Pour les autres, ceux qui ne connaissent pas encore bien, ne vous laissez pas abuser par ces propos gâteux: Yo La Tengo a beau faire partie de mon décors, il s'écoute avant tout avec un plaisir immédiat et même si certains morceaux sont vraiment pépères, ils ont toujours le mérite (à quelques exceptions près) d'accomplir un équilibre, celui de la beauté apollinienne, de la statuaire, de la plastique parfaite, de l'exactitude métronomique. Une forme de perfectionnisme qui satisfait donc l'esprit comme les sens. Mais ce qui est bien plus, c'est que cette impression de réussite, au lieu d'être rigide, est toujours balancée par un sentiment gracile et aérien, une sensation de légèreté discrète, parfois même un vif plaisir et une infime tristesse, presque une nuance non référencée du bonheur (comme sur cet album Fakebook, entièrement acoustique, constitué majoritairement de reprises que les quelques compos originales se paient le culot de surpasser presque). Ils sont timides, ils semblent secondaires, on n'éprouve en les écoutant aucune des sensations fortes du rock et pour ces raisons, ceux qui n'adhèrent jamais qu'aux sentiments entiers ignoreront les nuances de leur artisanat, mais pour les autres, les amoureux des demi-teintes, des impressions incertaines, de l'indécision des sens - alors que la forme, je le répète, est carrée et précise -, leur discographie est un trésor.














***

*like real water in a world of soda pop (Robert Wyatt à propos de Damon and Naomi)
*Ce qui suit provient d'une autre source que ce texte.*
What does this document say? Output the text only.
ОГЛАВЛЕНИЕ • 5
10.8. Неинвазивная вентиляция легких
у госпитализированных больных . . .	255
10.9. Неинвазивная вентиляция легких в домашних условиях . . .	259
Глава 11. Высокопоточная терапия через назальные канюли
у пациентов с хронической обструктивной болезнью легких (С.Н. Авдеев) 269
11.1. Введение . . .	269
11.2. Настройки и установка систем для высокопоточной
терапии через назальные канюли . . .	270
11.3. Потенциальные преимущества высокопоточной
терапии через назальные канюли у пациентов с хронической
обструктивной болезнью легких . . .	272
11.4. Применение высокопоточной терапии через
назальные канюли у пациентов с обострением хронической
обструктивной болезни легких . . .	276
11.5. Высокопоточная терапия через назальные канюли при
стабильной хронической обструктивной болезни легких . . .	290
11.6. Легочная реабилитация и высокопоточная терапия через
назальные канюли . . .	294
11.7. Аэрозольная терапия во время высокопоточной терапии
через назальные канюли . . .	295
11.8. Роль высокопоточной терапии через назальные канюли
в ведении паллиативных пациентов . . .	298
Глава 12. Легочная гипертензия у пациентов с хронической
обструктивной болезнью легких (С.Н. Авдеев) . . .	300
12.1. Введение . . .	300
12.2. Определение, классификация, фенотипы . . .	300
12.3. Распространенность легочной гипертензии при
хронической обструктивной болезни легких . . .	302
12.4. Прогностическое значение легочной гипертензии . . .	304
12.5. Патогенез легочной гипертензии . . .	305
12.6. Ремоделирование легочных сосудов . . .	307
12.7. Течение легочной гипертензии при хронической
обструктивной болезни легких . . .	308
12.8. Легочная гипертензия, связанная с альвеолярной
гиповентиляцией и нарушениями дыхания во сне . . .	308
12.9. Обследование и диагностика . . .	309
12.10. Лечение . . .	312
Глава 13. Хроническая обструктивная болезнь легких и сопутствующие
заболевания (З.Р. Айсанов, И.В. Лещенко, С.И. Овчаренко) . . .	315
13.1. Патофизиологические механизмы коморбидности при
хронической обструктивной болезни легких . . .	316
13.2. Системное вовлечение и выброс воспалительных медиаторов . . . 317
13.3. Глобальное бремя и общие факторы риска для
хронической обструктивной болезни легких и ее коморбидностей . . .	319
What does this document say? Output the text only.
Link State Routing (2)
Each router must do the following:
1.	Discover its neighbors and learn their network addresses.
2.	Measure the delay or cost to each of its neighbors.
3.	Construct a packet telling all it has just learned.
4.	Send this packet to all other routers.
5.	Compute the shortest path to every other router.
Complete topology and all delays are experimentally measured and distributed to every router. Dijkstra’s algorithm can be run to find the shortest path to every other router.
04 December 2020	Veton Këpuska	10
Pour un aperçu condensé mais quand même assez exhaustif de leur discographie, vous pouvez commencer par la compilation Prisonners of Love, sorti en 2005. Deux disques et une seule faute: la longue plage Nuclear War, certainement ce que le groupe a fait de plus pénible.

3 commentaires:

  1. Yo Le Tengo se découvre et redécouvre à l'infini. Le genre de groupe auquel on finit par s'identifier.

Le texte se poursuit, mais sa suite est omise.